Richard Samuel (fl. 1770–1786) was an English portrait painter who won several prestigious medals in the 1770s in London. He is known for a small number of paintings including what came to be known as The Nine Living Muses of Great Britain of 1778 in which he painted the nine leading blue stocking women of his time.

==Early life==
The parents, childhood and artistic training of Richard Samuel are not known.

==Career==
Samuel came to notice when he twice won the prestigious award from the Society of Artists for the best historical drawing. He had entered the Royal Academy's schools in 1770. Later he was given money for creating an improvement in the techniques for applying mezzotint grounds, although strangely there are no surviving examples of Samuel's art that use this technique. His work consisted of conversation pieces, whole length paintings and portraits. Several of these were chosen and exhibited at the exhibitions at the Royal Academy between 1772 and 1779. In 1779 Samuel took a job as an assistant secretary at the Royal Academy (which he kept until his death).

Samuel did a larger than usual portrait of Robert Pollard, the engraver. This work was in the style of Thomas Gainsborough and shows Pollard who was an idiosyncratic printseller who made a substantial living from his work.

==Nine living muses==
In 1777, Samuel produced a print showing the portraits of nine of the leading "blue stocking" women of his time shown as the nine Muses of the classical world.

Samuel had chosen leading women from different areas of achievement in line with idea of the Nine Muses of mythology. His choice of poet was Anna Laetitia Barbauld, and Elizabeth Carter was the scholar. Angelica Kauffman was the only founding female member of the Royal Academy; Elizabeth Griffith was a playwright; Charlotte Lennox was a writer whilst Catharine Macaulay was a historian.
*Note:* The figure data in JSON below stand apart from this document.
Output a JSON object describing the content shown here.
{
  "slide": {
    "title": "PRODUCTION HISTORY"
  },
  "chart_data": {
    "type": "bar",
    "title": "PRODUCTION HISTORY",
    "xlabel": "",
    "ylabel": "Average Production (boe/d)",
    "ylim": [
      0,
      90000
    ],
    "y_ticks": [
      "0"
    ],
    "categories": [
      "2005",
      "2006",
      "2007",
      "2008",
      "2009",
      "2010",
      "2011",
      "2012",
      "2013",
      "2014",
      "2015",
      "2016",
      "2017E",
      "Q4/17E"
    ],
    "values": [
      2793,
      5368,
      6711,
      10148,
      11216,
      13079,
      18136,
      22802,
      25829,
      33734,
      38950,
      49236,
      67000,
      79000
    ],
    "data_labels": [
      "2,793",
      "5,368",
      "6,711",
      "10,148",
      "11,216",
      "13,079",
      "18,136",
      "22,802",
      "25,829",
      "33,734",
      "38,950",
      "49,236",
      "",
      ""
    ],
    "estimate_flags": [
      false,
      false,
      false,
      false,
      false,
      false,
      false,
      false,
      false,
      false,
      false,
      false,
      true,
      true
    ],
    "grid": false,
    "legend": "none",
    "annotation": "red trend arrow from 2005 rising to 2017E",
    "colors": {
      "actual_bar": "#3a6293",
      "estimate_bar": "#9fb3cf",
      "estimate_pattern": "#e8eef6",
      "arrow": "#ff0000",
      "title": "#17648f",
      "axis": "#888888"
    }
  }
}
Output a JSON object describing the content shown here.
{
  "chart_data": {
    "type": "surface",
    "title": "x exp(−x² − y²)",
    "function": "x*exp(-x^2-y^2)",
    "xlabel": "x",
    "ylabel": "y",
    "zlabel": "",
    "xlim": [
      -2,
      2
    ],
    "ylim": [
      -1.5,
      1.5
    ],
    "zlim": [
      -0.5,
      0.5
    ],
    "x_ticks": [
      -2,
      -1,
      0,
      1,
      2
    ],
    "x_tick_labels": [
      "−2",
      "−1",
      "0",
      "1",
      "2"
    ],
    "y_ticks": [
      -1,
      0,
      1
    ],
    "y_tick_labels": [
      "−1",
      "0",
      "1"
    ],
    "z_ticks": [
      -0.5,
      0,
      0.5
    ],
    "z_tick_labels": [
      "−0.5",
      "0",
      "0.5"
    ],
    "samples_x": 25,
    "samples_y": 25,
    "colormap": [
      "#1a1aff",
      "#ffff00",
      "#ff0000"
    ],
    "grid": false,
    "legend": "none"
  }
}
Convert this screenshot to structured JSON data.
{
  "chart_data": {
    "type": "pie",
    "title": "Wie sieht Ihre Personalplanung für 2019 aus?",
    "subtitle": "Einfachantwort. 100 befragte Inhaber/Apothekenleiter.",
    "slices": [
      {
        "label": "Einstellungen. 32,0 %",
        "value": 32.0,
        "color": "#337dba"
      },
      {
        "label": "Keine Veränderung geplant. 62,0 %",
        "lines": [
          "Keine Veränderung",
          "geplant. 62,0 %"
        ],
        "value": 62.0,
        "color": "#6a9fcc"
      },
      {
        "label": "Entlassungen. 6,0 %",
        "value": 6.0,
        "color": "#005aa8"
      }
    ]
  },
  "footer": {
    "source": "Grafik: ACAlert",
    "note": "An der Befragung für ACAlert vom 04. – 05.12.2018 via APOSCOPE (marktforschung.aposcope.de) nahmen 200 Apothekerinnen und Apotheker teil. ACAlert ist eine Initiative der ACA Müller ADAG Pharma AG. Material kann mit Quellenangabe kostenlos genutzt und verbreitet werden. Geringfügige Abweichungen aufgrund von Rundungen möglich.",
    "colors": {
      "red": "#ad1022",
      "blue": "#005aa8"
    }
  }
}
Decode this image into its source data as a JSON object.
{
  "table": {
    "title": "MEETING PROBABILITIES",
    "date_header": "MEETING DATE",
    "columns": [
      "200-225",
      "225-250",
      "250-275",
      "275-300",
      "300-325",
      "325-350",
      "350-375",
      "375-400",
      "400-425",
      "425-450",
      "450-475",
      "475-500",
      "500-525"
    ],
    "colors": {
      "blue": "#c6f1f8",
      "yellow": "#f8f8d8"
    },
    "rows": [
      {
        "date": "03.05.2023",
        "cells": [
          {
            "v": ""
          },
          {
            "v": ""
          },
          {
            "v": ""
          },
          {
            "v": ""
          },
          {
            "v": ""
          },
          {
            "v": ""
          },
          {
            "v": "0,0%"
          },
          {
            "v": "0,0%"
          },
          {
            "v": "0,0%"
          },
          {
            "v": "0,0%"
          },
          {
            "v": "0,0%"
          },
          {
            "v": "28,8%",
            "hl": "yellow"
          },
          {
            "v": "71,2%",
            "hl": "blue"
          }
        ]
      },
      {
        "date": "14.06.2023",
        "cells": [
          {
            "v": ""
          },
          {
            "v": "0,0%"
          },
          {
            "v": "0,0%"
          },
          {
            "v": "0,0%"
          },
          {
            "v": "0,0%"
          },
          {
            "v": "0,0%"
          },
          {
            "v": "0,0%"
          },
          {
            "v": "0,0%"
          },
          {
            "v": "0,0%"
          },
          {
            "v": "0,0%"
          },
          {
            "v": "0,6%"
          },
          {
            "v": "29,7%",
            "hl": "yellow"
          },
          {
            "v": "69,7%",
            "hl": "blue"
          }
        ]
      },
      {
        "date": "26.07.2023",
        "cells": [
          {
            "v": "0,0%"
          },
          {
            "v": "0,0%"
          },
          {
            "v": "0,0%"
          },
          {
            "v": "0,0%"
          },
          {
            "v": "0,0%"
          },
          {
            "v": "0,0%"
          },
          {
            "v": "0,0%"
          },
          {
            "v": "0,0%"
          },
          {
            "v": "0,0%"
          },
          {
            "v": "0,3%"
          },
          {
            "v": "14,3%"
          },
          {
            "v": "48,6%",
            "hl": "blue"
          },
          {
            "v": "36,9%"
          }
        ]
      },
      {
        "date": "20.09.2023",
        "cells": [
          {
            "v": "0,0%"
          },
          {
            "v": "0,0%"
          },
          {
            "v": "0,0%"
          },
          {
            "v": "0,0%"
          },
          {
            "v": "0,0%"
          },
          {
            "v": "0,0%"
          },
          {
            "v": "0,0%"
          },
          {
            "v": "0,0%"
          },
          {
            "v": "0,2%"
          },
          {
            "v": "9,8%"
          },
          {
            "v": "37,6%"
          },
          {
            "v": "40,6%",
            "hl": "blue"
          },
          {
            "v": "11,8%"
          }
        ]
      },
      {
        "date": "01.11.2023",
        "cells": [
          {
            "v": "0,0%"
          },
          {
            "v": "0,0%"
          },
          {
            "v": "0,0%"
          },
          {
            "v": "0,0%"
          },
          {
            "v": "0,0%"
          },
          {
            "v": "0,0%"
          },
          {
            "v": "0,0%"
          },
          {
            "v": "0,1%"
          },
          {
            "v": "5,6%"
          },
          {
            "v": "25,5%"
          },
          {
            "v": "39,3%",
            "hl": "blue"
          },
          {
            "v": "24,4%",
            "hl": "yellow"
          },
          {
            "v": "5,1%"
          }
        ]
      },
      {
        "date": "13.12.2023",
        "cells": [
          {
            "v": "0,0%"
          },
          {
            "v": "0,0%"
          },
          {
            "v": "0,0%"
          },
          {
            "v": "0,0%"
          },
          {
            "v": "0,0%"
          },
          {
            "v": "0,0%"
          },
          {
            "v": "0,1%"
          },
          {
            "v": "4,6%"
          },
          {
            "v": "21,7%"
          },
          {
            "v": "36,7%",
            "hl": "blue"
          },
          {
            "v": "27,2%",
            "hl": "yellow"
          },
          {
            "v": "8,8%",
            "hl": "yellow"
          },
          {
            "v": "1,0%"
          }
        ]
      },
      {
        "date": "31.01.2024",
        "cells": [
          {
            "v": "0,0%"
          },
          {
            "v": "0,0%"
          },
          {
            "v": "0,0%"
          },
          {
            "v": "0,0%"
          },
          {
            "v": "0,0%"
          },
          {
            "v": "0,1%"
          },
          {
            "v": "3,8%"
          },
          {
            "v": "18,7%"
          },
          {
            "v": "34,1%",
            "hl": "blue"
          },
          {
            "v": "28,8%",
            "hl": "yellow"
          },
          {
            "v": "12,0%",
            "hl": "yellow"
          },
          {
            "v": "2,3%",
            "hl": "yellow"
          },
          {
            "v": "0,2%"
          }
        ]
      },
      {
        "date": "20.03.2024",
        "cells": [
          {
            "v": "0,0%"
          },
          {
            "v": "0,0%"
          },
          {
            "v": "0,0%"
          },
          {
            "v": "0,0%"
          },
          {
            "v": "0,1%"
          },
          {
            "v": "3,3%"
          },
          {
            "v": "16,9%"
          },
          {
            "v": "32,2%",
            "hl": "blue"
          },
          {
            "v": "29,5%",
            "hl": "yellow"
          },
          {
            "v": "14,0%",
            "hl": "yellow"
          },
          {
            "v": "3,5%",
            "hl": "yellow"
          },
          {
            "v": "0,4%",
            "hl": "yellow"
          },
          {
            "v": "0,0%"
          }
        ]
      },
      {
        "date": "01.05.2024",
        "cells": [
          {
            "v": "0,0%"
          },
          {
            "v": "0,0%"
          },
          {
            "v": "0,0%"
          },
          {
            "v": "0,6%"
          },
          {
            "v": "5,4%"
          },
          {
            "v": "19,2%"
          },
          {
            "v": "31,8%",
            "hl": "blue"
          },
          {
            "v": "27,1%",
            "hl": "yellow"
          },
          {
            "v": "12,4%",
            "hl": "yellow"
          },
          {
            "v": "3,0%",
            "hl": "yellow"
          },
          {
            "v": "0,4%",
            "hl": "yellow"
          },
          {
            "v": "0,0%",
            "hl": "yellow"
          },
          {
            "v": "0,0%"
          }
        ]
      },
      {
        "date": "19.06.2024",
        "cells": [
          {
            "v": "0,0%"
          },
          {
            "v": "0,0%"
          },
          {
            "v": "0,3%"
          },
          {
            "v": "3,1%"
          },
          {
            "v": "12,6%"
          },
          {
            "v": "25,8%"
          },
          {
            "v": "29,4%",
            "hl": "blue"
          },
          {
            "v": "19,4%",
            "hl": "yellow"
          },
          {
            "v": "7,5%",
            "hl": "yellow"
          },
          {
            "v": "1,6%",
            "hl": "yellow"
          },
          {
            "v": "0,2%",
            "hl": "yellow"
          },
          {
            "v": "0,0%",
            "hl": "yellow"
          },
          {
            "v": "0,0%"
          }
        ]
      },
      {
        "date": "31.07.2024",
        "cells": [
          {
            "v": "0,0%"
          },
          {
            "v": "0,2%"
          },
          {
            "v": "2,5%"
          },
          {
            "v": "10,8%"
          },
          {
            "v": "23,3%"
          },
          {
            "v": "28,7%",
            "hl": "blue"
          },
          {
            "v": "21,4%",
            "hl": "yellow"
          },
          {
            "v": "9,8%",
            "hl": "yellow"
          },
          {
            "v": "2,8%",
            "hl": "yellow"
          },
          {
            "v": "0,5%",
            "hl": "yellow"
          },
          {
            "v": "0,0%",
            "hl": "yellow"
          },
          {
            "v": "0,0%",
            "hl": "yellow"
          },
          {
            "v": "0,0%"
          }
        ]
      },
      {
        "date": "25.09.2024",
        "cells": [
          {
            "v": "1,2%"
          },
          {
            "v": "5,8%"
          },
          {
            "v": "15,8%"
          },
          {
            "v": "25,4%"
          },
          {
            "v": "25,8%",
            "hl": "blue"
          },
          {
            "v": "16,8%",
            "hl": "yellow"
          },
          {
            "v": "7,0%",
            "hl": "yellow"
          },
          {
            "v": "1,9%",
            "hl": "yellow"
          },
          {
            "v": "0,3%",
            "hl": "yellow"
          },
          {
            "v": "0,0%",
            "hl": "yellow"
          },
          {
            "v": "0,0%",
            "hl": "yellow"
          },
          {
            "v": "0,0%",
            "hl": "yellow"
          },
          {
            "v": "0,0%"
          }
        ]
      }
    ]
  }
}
The last three were Elizabeth Montagu, a leader of society, Hannah More, a religious writer and playwright, and the singer Elizabeth Ann Sheridan.

In 1778, Samuel painted the women on a speculative basis without taking sittings in an attempt to advance his career as a portrait and history painter. The resulting work was exhibited at the exhibition in 1778 where it attracted little attention. The figures in the painting were so idealised, possibly because of the lack of sittings, that Elizabeth Carter complained that she couldn't identify herself or anyone else in the picture.

==Final years==
In 1786, the year that he died, Samuel published a short work that was titled On the utility of drawing and painting. It has been supposed that as his work does not appear to have ever fully developed (or that he retired), he died at a young age.

==Legacy==
Samuel has only a limited number of works, but they are well placed. A few are at the National Portrait Gallery in London whilst others are at the Tate Gallery. His painting of the nine muses is used as emblematic of the emergence of bluestockings in the eighteenth century.

Samuels painting of the nine muses has been notably recreated by Derry Moore's 1996 photograph which is also in London's National Portrait Gallery. Moore's photograph includes a contemporary selection of notable British women including Darcey Bussell and Vivienne Westwood.